There are many Myths about Weight Loss and Results.

  • At the start of a diet, you lose a lot of weight and then not anymore “. Changing certain habits can eliminate fluid retention during the first week of the diet. This means that you can see a quick and motivating change that is a bit misleading on the scale. Since then, it will not be maintained. Why? Because losing weight on the scale is not always synonymous with losing weight. We understand that losing weight to burn body fat and not eliminate accumulated body water. If followed regularly and linearly, the monthly weight loss will be similar throughout the process, from the second month to the last. One of the reasons many people have experienced a more significant defeat at the beginning of starting a diet that has not been maintained over time is the loss of motivation and, therefore, the worse adherence to the recommended dietary guidelines.
  • ” This statement is false. To lose weight you have to be hungry. Most of our patients report eating more than they did before. Although it must be admitted that there are people who do experience hunger, especially during the first two weeks. This sensation will diminish as the stomach gets used to the new amounts and reduces in size. You have to have a petite more patience and wait for the sense to disappear in those cases. Also, keep in awareness that you should not eat everything you want when you want, which can generate specific desires and appetites for certain foods.

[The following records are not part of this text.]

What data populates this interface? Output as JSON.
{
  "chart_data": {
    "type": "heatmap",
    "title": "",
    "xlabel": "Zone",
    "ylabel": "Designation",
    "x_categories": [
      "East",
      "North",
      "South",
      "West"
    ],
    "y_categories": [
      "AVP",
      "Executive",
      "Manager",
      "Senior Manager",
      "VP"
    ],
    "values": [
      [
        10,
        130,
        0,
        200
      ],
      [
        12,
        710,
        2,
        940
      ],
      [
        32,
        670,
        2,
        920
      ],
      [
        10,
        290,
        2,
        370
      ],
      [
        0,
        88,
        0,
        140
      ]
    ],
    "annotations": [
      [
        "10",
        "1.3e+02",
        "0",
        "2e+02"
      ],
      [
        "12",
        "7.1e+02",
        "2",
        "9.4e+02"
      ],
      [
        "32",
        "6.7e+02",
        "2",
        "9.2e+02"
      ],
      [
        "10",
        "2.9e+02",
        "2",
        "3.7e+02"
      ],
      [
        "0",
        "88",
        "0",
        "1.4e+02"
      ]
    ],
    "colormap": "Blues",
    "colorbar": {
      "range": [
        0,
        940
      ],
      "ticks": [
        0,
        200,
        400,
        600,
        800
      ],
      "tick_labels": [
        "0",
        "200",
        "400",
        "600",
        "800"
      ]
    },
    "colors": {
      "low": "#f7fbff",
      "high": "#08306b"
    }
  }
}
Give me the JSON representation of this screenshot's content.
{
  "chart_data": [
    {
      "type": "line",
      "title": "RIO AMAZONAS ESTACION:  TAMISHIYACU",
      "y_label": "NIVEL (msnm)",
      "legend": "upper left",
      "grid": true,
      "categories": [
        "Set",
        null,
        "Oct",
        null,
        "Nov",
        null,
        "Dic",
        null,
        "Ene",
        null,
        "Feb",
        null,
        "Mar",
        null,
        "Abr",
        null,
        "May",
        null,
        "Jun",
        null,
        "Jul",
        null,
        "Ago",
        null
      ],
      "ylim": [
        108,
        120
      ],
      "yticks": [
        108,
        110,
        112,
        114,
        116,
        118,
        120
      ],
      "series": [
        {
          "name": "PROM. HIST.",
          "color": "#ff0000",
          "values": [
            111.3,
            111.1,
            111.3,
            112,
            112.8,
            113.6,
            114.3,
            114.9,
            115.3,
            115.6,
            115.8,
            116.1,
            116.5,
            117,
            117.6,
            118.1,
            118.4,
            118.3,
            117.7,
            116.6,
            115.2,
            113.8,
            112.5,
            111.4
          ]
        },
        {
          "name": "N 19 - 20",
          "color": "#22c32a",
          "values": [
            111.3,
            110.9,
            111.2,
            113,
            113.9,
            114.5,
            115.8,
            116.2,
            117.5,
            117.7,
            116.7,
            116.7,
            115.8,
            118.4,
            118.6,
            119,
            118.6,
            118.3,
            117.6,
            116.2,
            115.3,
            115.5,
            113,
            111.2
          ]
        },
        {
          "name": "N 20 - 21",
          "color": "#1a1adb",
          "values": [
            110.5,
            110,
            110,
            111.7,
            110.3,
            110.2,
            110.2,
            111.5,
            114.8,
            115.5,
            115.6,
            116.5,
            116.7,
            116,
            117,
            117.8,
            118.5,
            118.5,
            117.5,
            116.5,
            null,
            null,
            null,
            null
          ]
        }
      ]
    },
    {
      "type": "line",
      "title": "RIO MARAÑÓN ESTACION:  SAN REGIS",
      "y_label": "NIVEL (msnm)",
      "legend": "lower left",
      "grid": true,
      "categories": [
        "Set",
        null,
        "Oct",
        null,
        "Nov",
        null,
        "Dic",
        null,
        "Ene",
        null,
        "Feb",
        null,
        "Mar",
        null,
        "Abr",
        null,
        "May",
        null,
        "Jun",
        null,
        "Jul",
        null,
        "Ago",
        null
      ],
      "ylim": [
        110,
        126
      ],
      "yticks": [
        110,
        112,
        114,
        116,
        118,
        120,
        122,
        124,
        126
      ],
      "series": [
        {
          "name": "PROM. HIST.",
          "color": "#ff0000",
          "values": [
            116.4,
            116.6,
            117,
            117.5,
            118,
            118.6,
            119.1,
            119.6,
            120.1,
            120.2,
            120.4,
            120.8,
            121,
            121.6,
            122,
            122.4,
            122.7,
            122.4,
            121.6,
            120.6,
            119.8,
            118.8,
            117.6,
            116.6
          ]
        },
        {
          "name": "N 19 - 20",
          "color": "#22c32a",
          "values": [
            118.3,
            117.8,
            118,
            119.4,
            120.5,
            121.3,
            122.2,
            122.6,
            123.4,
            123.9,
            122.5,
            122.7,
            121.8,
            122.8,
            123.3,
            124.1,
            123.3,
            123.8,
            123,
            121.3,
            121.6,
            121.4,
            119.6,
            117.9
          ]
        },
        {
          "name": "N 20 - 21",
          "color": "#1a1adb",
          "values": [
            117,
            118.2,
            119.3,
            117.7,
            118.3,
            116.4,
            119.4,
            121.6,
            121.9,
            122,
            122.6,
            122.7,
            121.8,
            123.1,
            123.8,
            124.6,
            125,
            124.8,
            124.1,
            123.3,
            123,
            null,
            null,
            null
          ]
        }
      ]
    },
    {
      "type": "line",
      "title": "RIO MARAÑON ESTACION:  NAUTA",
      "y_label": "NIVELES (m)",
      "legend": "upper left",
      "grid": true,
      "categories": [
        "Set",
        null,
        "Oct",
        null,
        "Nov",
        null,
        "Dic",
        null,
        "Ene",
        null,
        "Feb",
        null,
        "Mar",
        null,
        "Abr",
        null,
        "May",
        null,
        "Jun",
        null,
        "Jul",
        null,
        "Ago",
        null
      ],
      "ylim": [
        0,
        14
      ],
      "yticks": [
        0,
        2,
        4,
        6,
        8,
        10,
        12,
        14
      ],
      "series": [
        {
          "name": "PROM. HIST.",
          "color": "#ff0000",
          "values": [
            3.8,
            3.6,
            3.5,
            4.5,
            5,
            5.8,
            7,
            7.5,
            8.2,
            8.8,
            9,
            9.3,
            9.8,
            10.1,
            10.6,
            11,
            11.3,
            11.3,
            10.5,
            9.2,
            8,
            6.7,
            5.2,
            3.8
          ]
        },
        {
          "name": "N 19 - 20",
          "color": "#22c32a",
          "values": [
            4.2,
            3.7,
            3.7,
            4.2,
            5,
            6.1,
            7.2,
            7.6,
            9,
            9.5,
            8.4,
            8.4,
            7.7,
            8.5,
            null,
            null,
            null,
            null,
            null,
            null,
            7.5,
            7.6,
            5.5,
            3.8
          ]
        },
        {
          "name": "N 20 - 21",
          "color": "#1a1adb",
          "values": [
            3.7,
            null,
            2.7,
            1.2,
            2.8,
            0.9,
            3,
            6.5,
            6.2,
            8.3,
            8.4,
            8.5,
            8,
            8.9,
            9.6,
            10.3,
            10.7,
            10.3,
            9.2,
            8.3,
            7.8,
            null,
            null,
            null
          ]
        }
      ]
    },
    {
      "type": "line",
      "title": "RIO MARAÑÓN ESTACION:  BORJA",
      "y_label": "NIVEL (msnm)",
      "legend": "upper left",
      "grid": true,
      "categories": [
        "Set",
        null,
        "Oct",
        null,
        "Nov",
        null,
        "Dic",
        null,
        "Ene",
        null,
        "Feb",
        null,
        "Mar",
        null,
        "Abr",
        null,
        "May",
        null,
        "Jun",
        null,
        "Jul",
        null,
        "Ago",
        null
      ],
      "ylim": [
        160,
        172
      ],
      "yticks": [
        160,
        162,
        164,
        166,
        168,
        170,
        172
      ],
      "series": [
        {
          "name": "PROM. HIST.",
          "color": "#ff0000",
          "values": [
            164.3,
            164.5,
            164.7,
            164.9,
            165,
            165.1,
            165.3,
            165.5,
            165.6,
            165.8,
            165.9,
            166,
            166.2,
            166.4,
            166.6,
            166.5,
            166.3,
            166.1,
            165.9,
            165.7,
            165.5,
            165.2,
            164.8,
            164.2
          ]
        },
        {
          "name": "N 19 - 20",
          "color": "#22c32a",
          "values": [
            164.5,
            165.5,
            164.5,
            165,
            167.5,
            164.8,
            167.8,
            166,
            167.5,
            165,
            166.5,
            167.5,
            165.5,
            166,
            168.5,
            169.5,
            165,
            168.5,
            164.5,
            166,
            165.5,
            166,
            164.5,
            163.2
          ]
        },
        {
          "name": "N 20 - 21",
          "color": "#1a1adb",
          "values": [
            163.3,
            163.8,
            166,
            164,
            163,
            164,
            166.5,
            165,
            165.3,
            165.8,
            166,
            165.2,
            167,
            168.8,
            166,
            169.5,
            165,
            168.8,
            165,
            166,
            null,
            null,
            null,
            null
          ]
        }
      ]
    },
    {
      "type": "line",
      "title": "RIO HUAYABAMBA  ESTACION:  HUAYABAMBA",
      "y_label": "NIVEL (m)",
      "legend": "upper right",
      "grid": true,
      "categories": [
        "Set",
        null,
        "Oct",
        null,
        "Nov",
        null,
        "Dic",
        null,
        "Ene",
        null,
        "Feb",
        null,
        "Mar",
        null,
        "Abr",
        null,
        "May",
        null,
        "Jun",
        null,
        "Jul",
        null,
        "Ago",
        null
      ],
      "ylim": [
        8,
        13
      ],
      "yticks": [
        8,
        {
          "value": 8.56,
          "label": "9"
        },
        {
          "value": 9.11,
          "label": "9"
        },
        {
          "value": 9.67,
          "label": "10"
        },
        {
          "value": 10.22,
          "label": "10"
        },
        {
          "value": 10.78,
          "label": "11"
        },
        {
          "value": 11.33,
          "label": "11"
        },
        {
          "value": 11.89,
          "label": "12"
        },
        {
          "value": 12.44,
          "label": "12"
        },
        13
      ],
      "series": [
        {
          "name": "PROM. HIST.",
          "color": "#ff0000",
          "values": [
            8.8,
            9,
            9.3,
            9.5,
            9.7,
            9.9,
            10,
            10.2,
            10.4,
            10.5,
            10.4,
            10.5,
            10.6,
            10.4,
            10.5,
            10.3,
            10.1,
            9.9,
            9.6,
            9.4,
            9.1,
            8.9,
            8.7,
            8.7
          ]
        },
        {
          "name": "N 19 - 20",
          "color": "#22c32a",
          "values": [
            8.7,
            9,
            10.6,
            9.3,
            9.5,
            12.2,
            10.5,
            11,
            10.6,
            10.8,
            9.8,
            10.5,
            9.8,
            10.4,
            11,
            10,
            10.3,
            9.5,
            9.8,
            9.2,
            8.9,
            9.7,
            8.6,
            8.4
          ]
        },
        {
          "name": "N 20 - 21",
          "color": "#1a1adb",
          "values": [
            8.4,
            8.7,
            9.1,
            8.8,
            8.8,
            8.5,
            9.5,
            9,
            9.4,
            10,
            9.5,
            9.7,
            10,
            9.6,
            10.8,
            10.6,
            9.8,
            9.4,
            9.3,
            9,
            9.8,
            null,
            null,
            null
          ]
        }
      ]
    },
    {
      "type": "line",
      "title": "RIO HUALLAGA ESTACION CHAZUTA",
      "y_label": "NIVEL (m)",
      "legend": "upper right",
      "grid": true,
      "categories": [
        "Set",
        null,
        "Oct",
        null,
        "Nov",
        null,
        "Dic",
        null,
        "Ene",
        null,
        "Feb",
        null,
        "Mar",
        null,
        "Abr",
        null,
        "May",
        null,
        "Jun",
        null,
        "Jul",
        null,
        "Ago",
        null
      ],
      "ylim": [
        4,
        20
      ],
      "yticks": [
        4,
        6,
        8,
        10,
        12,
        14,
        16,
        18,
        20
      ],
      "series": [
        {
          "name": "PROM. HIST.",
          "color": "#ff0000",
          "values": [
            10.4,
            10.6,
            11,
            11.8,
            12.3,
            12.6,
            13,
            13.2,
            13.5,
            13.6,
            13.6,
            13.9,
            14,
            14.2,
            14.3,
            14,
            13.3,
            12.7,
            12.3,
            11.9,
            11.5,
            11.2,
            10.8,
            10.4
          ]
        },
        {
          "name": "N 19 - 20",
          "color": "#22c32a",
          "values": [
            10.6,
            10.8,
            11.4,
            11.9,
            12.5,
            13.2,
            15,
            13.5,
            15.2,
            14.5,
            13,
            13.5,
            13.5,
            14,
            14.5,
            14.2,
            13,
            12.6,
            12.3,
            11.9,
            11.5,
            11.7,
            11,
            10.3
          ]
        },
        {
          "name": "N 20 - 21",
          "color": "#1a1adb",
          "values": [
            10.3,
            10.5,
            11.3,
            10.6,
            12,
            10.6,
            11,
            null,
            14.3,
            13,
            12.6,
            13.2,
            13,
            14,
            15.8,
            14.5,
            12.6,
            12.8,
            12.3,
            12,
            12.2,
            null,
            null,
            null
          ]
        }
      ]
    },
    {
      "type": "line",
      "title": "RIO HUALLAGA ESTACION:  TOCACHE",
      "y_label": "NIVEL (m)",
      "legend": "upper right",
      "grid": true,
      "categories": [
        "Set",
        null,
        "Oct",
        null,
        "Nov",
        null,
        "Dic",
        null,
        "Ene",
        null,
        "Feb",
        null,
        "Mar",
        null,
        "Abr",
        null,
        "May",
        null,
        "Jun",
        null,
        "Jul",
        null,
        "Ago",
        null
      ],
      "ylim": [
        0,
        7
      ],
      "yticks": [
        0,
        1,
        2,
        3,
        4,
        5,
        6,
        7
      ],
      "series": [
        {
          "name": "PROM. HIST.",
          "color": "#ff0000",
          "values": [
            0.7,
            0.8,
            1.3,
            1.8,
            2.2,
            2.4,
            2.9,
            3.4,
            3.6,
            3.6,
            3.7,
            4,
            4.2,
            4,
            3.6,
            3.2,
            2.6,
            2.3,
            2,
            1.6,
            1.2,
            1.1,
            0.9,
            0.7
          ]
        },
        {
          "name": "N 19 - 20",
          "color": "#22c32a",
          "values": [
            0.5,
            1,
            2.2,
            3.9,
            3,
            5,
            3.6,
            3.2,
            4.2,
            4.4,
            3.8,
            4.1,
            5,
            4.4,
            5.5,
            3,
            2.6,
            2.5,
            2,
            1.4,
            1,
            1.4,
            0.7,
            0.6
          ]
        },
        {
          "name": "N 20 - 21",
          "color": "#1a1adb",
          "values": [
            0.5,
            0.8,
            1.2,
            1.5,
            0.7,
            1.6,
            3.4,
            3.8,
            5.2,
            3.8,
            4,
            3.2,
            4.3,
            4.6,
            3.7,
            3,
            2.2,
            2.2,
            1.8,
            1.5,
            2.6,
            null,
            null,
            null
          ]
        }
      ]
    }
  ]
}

sample menu for weight loss

What to eat to lose weight? There are many correct and effective ways to lose body fat. Here is an example of a healthy lunch and dinner menu to lose weight:

BREAKFAST MEAL SNACK DINNER

MONDAY
  • Oatmeal porridge with blueberries. Just coffee.
  • Baked artichokes with Modena vinaigrette and black pepper Grilled boneless chicken thigh with lemon. Wholemeal bread biscuits Nonfat yogurt.
  • Orange with cinnamon.
  • Tomato salad, fresh cheese, and fresh basil leaves Homemade hummus with vegetable crudites Sugar-free gelatin.

TUESDAY

  • Wholemeal bread with avocado and cherry tomato. Cantaloupe. Green Tea.
  • Green salad.Quinoa with Vegetables Nonfat yogurt.
  • Strawberries with natural orange juice.
  • Scrambled egg with mushrooms and prawns. Bread.Skimmed yogurt.

WEDNESDAY

  • Humus and lettuce sandwich. One pear Coffee with skimmed milk.
  • Grilled wild asparagus.Beans with clams Nonfat yogurt.
  • Two kiwis.
  • Zucchini, leek, and potato cream.Grilled Emperor.Sugar-free gelatin.

THURSDAY

  • Coconut drink with chia seeds. One tangerine. Just coffee.
  • Eggplant stuffed with vegetables and brown rice. Grilled cuttlefish Nonfat yogurt.
  • One banana
  • Boiled white asparagus with one poached egg and whole wheat biscuits.Sugar-free gelatin.

FRIDAY

  • Yogurt with toasted cereals without added sugar and one banana.
  • Pumpkin and carrot purée with curry. aked rabbit. Bread Gelatin without sugar.
  • Blueberries and raspberries.
  • Baked turbot with vegetables and potato Nonfat yogurt.

SATURDAY

  • Bread with garlic, tomato, oil, and salt. Bowl with strawberries. Infusion.
  • Swiss chard with potatoes Grilled pork tenderloin Nonfat yogurt.
  • Two tangerines.
  • Vegetable soup Microwave potato omelet Nonfat yogurt.

SUNDAY

  • Wholemeal bread with turkey. One kiwi. Coffee with skimmed milk.
  • Grilled vegetables with potatoes Steamed mussels Sugar-free gelatin.
  • One pear
  • Whole wheat pasta salad with tuna, crab sticks, and lentils Nonfat yogurt.